Je détournais le regard, baissant la tête. Elle se rua sur moi, attrapant fermement mes deux épaules, et les secouant accablée.


- Tu compte partir...? M'abandonner aussi ?; gémit-elle d'une voix brisée.


Mon cœur se déchirait à voir son visage aussi meurtri par la détresse. Mes lèvres tremblaient, et mes yeux commençaient à pétiller. Non. Je ne pouvais pas la laisser me voir comme ça. Pas encore. Je la repoussais, et elle s'effondra au sol, son regard incompréhensif rencontra le mien, et les larmes roulaient le long de son visage tel un fleuve. Je me maudissais pour avoir fait ça. Je lui tournais le dos, ouvrant la porte d'entrée.


- ... Je vengerais Clovis. Et je deviendrais un homme qui pourra protéger sa famille.; annonçais-je d'un ton grave.

- Tu n'as pas besoin de te venger ! Ce n'est pas en te couvrant de sang que Clovis reviendra !; cria-t-elle avant que sa voix ne s'estompe dans un sanglot.


Je jetais un triste regard vers elle. Ses yeux se levèrent vers moi, et les traits de son visage se déformèrent.


- Restes...; me supplia-t-elle en tendant sa main tremblante vers moi.

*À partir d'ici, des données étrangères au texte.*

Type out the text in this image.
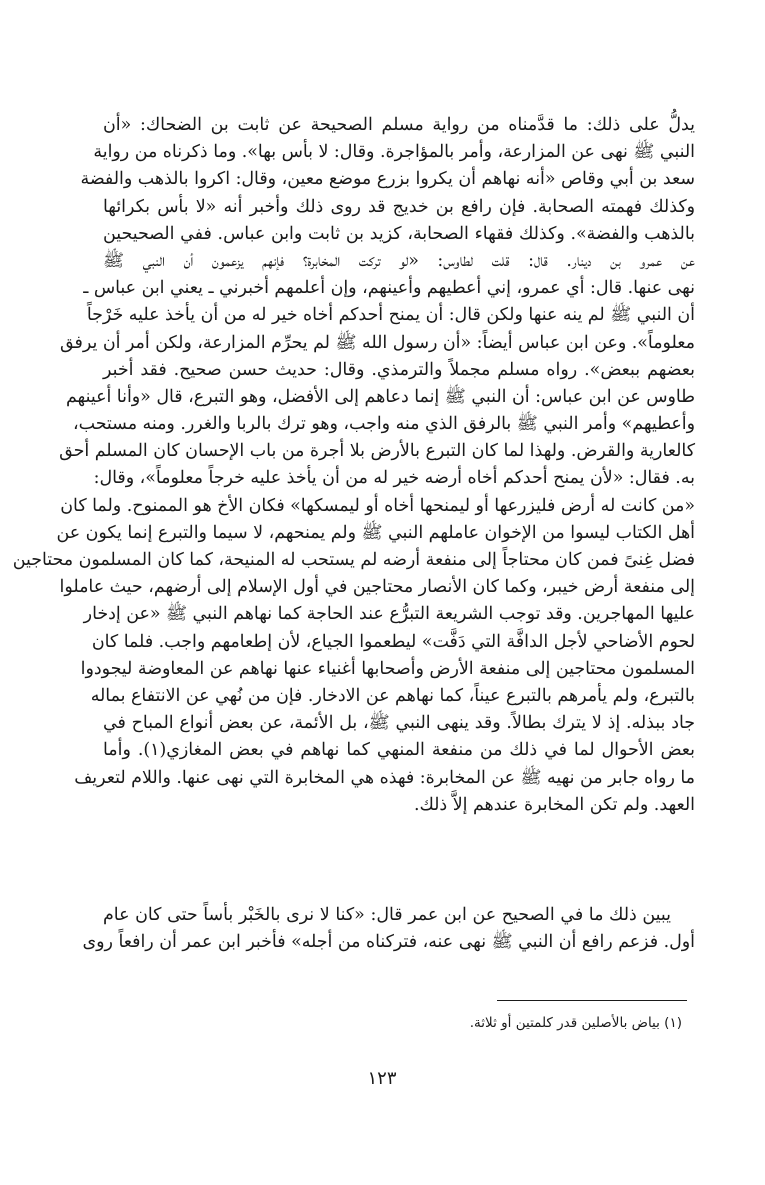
يدلُّ على ذلك: ما قدَّمناه من رواية مسلم الصحيحة عن ثابت بن الضحاك: «أن
النبي ﷺ نهى عن المزارعة، وأمر بالمؤاجرة. وقال: لا بأس بها». وما ذكرناه من رواية
سعد بن أبي وقاص «أنه نهاهم أن يكروا بزرع موضع معين، وقال: اكروا بالذهب والفضة
وكذلك فهمته الصحابة. فإن رافع بن خديج قد روى ذلك وأخبر أنه «لا بأس بكرائها
بالذهب والفضة». وكذلك فقهاء الصحابة، كزيد بن ثابت وابن عباس. ففي الصحيحين
عن عمرو بن دينار. قال: قلت لطاوس: «لو تركت المخابرة؟ فإنهم يزعمون أن النبي ﷺ
نهى عنها. قال: أي عمرو، إني أعطيهم وأعينهم، وإن أعلمهم أخبرني ـ يعني ابن عباس ـ
أن النبي ﷺ لم ينه عنها ولكن قال: أن يمنح أحدكم أخاه خير له من أن يأخذ عليه خَرْجاً
معلوماً». وعن ابن عباس أيضاً: «أن رسول الله ﷺ لم يحرِّم المزارعة، ولكن أمر أن يرفق
بعضهم ببعض». رواه مسلم مجملاً والترمذي. وقال: حديث حسن صحيح. فقد أخبر
طاوس عن ابن عباس: أن النبي ﷺ إنما دعاهم إلى الأفضل، وهو التبرع، قال «وأنا أعينهم
وأعطيهم» وأمر النبي ﷺ بالرفق الذي منه واجب، وهو ترك بالربا والغرر. ومنه مستحب،
كالعارية والقرض. ولهذا لما كان التبرع بالأرض بلا أجرة من باب الإحسان كان المسلم أحق
به. فقال: «لأن يمنح أحدكم أخاه أرضه خير له من أن يأخذ عليه خرجاً معلوماً»، وقال:
«من كانت له أرض فليزرعها أو ليمنحها أخاه أو ليمسكها» فكان الأخ هو الممنوح. ولما كان
أهل الكتاب ليسوا من الإخوان عاملهم النبي ﷺ ولم يمنحهم، لا سيما والتبرع إنما يكون عن
فضل غِنىً فمن كان محتاجاً إلى منفعة أرضه لم يستحب له المنيحة، كما كان المسلمون محتاجين
إلى منفعة أرض خيبر، وكما كان الأنصار محتاجين في أول الإسلام إلى أرضهم، حيث عاملوا
عليها المهاجرين. وقد توجب الشريعة التبرُّع عند الحاجة كما نهاهم النبي ﷺ «عن إدخار
لحوم الأضاحي لأجل الدافَّة التي دَفَّت» ليطعموا الجياع، لأن إطعامهم واجب. فلما كان
المسلمون محتاجين إلى منفعة الأرض وأصحابها أغنياء عنها نهاهم عن المعاوضة ليجودوا
بالتبرع، ولم يأمرهم بالتبرع عيناً، كما نهاهم عن الادخار. فإن من نُهي عن الانتفاع بماله
جاد ببذله. إذ لا يترك بطالاً. وقد ينهى النبي ﷺ، بل الأئمة، عن بعض أنواع المباح في
بعض الأحوال لما في ذلك من منفعة المنهي كما نهاهم في بعض المغازي(١). وأما
ما رواه جابر من نهيه ﷺ عن المخابرة: فهذه هي المخابرة التي نهى عنها. واللام لتعريف
العهد. ولم تكن المخابرة عندهم إلاَّ ذلك.
يبين ذلك ما في الصحيح عن ابن عمر قال: «كنا لا نرى بالخَبْر بأساً حتى كان عام
أول. فزعم رافع أن النبي ﷺ نهى عنه، فتركناه من أجله» فأخبر ابن عمر أن رافعاً روى
(١) بياض بالأصلين قدر كلمتين أو ثلاثة.
١٢٣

Je brûlais d'envie de prendre cette main. Mais je ne pouvais pas. Non. Je me l'étais promis. Je ne pouvais pas faire marche arrière. Je serrais les poings, et pris la fuite. Une fois dehors, je pouvais entendre ma mère crier mon nom, et fondre en larmes, mais je ne pouvais pas me retourner. Je courrais à toute vitesse, sans savoir où, le plus loin possible, les dents serrées et les larmes se gelant à cause du froid glacial de l'hiver.